Segundo Marta Dantas, "de simples mortal, Bispo se transformou, na solidão de sua "caverna", num demiurgo, numa criatura intermediária entre a natureza divina e a humana; afinal, não é esse o significado de seu nome? Bispo é aquele que faz a ponte, o elo de ligação (sic) entre o mundo dos homens e o mundo celeste".

O interno de Juliano Moreira construiu um mundo próprio em oposição ao outro mundo, supostamente real, no qual o cabresto da razão é o próprio lugar do poder que historicamente construiu a civilização, dominou a natureza e num gesto suicida caminha numa nau sem rumo em direção a uma já aguardada catástrofe planetária.

Bispo recebeu uma vez, dentro do seu claustro, Altamira, o citado funcionário da Colônia Juliano Moreira, dizendo ao enfermeiro-carcereiro: "agora você vai beber do café feito pelo Rei". Altamira... aceitou a bebida.

Os participantes da Bienal de Veneza, em 1995, também aceitaram o café, segundo Nelson Aguilar, curador da mostra brasileira em Veneza, que assistiu a sala de Arthur Bispo do Rosário se transformar num local de romaria, um oásis numa Bienal quase patética.

Bispo do Rosário reinava.

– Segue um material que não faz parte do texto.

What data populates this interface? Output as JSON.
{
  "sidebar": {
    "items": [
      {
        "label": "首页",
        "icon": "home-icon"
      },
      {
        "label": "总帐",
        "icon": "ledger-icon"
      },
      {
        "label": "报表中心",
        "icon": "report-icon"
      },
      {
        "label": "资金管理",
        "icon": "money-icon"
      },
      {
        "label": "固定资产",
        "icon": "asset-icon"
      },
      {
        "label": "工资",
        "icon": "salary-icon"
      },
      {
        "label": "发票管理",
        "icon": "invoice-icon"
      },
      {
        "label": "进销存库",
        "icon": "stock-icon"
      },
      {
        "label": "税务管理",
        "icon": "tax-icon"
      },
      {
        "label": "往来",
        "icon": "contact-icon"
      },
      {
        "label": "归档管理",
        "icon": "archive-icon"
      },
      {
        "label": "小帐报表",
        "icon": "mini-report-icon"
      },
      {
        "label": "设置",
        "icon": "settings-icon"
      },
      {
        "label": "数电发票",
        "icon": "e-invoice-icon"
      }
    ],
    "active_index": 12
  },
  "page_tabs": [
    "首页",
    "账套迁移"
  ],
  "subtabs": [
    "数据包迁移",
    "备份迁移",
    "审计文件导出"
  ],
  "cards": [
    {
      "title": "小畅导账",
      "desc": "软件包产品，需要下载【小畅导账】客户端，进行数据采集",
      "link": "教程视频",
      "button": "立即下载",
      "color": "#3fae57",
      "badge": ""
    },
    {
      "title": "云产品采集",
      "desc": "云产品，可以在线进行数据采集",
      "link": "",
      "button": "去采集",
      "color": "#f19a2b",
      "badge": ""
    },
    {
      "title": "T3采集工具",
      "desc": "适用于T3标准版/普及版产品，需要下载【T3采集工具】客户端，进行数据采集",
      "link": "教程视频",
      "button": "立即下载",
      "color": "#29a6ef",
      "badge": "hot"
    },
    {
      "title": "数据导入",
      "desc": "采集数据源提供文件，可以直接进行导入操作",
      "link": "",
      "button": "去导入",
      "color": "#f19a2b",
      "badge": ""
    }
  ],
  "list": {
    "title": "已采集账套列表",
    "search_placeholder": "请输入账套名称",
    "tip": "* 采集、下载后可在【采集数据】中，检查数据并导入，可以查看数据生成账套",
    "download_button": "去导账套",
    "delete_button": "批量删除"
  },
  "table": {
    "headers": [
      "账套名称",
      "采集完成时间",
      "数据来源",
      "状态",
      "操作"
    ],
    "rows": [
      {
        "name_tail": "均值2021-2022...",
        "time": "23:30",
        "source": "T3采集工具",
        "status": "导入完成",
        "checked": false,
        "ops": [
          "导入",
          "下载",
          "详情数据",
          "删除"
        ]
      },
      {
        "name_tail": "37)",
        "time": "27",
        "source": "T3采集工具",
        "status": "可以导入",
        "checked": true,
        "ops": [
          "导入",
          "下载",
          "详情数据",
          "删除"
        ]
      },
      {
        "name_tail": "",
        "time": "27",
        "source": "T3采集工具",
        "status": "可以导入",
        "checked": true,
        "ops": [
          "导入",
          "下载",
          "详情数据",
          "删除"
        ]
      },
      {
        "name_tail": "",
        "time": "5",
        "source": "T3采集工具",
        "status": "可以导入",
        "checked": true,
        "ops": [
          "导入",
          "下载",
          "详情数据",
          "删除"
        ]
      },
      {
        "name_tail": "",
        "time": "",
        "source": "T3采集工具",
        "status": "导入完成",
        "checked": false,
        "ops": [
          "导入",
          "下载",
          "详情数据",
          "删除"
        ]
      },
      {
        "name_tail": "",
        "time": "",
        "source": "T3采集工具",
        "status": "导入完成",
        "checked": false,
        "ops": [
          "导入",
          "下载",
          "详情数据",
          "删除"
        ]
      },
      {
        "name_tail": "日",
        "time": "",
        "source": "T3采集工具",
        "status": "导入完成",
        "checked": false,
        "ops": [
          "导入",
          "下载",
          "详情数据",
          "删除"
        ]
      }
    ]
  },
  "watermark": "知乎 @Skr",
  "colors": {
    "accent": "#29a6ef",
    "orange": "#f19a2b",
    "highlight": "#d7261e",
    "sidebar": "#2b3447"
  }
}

Rei dos Reis.

Mas isso, talvez, não significasse nada para Arthur Bispo do Rosário. Seu reino não é deste mundo. Como definiu Luciana Hidalgo: "Bispo, o soberano da criação era dono de um mundo lúdico à margem das trevas".

Este mundo, com certeza, não é o mundo das instituições artísticas, colocadas em questão por Duchamp e levadas à bancarrota por Arthur Bispo do Rosário.